Species of tsetse fly

Glossina pallidipes is one of the 23 recognized species of tsetse flies (genus Glossina), and it belongs to the savannah/morsitans group (subgenus Glossina s.s.). Glossina pallidipes is a major vector of African trypanosomiasis, both for the human and the animal form of the disease.

== Distribution ==
Glossina pallidipes was known to be patchily distributed across East Africa, from Ethiopia to Mozambique.

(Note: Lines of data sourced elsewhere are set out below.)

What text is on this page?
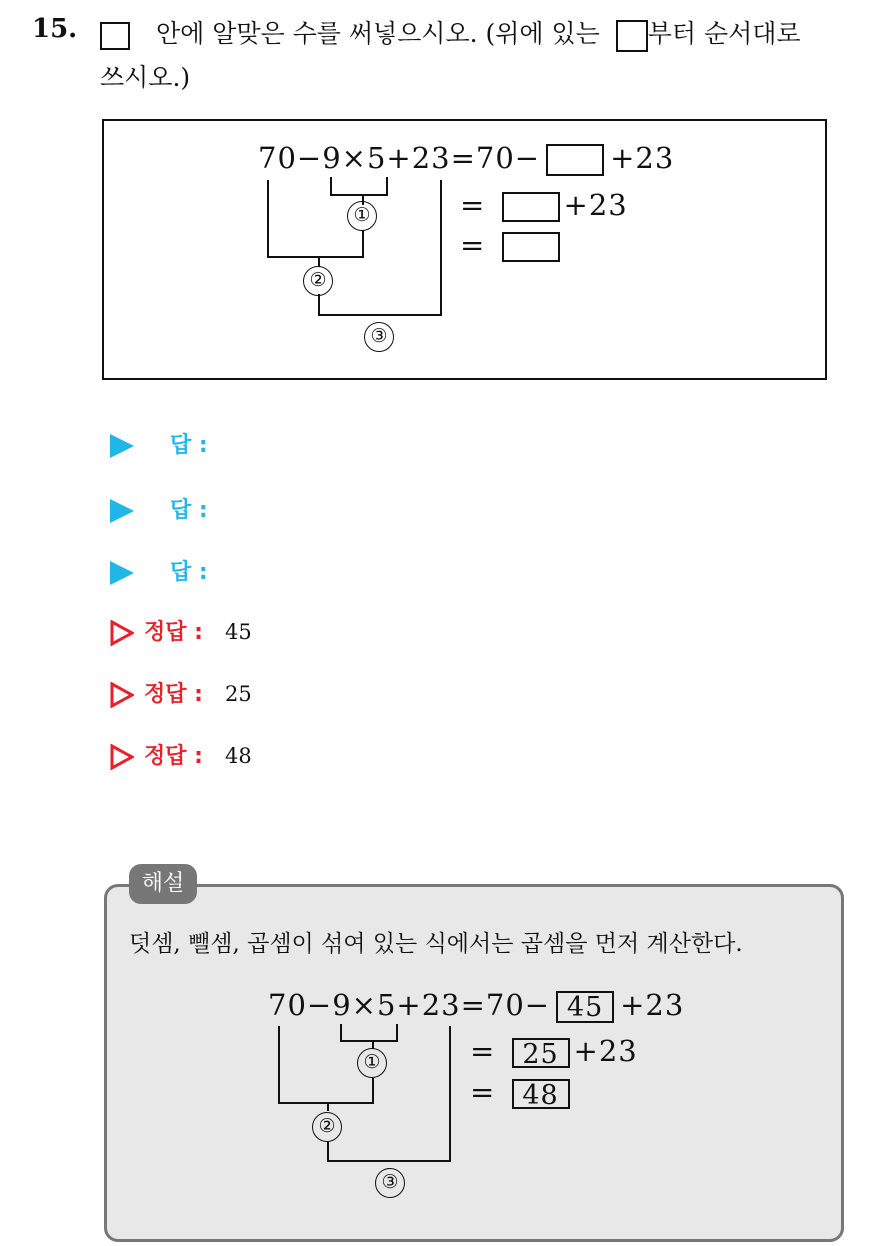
15.	안에 알맞은 수를 써넣으시오. (위에 있는 부터 순서대로
쓰시오.)
70−9×5+23=70− +23
=	+23
=
①
②
③
답 :
답 :
답 :
정답 : 45
정답 : 25
정답 : 48
해설
덧셈, 뺄셈, 곱셈이 섞여 있는 식에서는 곱셈을 먼저 계산한다.
70−9×5+23=70− 45 +23
= 25 +23
= 48
①
②
③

A review of the peer-reviewed scientific literature for the period 1990–2020 revealed that there is abundant data on the occurrence of G. pallidipes, with over 200 papers published. The data indicate that the species presently infests 9 countries: Ethiopia, Kenya, Malawi, Mozambique, Rwanda, Uganda, the United Republic of Tanzania, Zambia and Zimbabwe.